For those of you that don't know me well, I am a bit of a planner.....I can already hear my wife chuckling. Yes I am that person who lays out their clothes a week in advance of a trip to make sure we don't forget anything. My wife on the other hand, packs 30 minutes before we leave!!! Talk about two different perspectives!! Haha! Sarah always challenges that I can't relax or sit still and simply enjoy things because I am always trying to get ahead of the game and get things done. My weekends were spent worrying about the laundry or getting the yard mowed just to make sure they were done and check them off the list. My weekends were driven on what we needed to get done and then and only then could I begin to enjoy each day. However, with the help of my wife that has begun to change with the arrival of my two beautiful daughters.

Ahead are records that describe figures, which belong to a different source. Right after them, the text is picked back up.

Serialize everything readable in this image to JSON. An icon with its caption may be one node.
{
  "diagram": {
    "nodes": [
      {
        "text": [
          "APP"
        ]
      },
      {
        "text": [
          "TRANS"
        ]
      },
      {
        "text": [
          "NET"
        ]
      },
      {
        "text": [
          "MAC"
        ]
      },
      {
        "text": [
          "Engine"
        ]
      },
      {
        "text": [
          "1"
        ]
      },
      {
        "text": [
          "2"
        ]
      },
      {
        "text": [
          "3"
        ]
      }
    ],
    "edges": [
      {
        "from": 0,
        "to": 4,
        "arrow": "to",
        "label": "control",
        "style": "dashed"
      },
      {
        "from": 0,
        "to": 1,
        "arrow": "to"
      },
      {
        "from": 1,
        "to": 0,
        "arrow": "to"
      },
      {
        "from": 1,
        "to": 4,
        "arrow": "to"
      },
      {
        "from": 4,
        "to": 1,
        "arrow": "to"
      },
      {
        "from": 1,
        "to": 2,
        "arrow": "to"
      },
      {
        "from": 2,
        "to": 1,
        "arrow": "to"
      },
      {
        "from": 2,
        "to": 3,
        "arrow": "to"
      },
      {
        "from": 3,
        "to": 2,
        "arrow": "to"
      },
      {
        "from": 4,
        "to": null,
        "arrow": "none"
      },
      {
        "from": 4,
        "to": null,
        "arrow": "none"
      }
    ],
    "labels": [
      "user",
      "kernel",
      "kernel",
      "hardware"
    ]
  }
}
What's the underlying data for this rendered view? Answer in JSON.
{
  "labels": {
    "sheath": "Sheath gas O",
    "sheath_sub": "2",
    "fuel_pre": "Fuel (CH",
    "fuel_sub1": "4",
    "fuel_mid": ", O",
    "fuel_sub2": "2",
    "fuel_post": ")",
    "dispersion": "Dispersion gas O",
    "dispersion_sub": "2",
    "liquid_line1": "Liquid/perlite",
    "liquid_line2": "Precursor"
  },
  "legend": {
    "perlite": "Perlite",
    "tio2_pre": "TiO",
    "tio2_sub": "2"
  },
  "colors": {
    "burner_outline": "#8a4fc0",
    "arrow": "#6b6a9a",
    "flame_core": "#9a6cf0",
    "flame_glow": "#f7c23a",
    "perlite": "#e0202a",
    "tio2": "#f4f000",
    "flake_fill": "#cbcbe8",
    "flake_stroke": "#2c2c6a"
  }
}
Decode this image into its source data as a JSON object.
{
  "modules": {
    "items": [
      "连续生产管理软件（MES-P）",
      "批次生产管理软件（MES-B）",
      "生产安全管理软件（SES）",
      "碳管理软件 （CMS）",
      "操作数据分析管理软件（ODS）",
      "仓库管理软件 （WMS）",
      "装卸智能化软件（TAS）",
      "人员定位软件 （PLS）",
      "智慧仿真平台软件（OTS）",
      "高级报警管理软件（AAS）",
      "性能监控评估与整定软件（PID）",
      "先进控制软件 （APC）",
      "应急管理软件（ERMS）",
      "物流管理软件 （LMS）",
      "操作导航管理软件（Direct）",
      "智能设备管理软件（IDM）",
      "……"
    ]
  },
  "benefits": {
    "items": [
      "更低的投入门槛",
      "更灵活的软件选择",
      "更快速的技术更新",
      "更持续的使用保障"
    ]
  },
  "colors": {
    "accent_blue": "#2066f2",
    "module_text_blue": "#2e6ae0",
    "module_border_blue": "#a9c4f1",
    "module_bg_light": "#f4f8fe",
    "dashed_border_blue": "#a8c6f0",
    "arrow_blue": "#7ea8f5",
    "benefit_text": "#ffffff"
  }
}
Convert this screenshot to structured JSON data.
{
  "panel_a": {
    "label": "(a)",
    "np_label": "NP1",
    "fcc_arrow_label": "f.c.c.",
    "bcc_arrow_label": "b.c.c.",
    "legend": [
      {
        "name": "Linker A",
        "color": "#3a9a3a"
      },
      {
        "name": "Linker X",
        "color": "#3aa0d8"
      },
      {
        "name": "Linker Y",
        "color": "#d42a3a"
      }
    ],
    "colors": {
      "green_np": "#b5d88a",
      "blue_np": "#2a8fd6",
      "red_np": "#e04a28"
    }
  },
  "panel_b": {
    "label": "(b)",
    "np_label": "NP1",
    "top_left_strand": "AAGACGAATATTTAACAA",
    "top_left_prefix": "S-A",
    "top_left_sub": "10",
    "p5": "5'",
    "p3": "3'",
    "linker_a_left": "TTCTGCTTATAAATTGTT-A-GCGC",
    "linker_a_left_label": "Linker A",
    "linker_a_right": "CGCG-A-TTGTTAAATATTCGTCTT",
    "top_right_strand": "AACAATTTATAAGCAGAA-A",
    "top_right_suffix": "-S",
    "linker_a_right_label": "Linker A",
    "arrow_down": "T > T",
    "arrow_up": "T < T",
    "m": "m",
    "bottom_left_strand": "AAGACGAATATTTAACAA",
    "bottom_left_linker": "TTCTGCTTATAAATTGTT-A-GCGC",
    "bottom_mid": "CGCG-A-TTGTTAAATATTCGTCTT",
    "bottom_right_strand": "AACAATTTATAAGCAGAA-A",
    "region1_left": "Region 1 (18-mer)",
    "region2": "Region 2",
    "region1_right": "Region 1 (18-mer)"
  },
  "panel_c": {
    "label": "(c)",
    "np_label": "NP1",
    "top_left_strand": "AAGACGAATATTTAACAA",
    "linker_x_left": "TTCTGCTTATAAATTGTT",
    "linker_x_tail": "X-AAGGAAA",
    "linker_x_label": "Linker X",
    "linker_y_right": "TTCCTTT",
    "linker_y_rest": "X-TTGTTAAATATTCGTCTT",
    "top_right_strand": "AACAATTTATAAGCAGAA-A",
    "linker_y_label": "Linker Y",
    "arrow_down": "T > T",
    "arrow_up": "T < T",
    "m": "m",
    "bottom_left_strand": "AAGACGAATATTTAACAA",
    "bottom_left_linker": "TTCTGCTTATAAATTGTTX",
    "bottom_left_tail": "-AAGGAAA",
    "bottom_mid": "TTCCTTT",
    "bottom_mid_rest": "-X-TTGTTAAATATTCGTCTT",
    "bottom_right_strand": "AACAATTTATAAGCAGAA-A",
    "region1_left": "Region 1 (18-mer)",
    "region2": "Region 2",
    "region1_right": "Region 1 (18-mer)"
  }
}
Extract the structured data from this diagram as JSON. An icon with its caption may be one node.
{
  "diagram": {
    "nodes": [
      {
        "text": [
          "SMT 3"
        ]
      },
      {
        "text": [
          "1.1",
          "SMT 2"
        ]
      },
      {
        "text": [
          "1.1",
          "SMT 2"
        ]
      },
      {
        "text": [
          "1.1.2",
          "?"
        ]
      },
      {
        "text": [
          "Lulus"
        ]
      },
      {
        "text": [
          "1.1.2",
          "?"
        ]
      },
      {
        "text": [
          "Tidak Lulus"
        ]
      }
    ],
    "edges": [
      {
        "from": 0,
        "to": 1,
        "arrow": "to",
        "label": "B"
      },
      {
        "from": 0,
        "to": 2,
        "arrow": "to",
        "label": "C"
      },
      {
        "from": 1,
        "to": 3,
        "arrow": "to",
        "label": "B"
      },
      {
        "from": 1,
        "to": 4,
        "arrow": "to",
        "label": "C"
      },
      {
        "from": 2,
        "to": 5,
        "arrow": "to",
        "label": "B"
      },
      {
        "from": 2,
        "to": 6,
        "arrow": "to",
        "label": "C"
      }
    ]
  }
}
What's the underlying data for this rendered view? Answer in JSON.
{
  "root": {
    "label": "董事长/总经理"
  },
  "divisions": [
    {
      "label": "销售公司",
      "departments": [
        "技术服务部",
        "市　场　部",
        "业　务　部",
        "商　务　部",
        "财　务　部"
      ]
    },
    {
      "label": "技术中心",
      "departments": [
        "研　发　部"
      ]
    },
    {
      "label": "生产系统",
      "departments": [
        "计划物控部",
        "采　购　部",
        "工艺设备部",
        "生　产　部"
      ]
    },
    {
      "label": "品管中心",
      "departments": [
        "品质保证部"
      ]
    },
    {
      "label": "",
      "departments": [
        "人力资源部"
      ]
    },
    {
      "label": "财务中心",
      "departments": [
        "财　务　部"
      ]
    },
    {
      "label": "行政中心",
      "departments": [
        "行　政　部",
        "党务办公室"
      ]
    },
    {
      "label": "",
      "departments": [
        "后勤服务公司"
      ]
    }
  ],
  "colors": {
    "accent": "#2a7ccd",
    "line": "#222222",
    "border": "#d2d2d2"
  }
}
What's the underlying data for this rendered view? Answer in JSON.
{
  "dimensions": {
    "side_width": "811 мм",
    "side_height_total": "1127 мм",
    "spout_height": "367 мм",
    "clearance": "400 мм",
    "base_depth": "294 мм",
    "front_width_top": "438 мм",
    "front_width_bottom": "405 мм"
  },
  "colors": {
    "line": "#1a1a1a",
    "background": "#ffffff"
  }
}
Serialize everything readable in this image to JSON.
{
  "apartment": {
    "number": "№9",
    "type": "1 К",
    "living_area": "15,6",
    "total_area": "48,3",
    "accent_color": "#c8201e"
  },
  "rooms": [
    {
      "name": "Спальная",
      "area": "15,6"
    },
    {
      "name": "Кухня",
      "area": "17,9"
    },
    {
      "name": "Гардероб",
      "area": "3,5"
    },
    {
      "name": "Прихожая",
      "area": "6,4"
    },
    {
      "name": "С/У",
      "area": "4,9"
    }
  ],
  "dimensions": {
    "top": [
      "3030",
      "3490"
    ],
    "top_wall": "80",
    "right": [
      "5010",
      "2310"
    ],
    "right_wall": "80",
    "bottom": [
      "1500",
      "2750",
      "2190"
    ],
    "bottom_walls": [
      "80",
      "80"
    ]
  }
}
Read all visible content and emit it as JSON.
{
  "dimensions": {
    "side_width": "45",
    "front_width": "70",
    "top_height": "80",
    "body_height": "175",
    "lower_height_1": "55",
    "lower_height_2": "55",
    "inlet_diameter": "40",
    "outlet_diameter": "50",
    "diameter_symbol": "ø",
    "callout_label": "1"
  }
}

I truly believe that values are not truly values until they have been tested. Myself personally always prided my life on being family first and being there for my girls. That was tested when it came time on weekends to complete the tasks of the day and get things prepared as my mind had been conditioned to do for so long, or truly spend the time with my girls. Now I find myself not worrying so much about the yard or the laundry as Sarah and I divide and conquer the tasks together. We also focus on completing these things as much as we can when the girls are napping. We try more and more to worry about the precious time we have with the girls more so than how the house looks or what we have ready to go for the week. It has given us many more experiences such as walks like these:This has been no small step for me personally as a person who drives to themselves accomplish things to step back and truly relax. I can't thank my wife enough for being patient with me and encouraging me along the way. Weekends are much more enjoyable and our times together much more special. So if you drive by the house and the yard is a little long or the leaves aren't picked up this fall, it is because I am spending as much time with my girls as I can even if it means things aren't as complete as they have been in the past.
I continue to challenge myself to reflect on what truly matters and what does not in my life. My legacy in life won't be what I have accomplished or how much I have made, it will hopefully be the relationships I have built with my daughters and my wife with an abundance of memories to show for it. So today reflect on what matters and more importantly what doesn't matter in your life and how you can shed that from your day and create a more meaningful life with your family.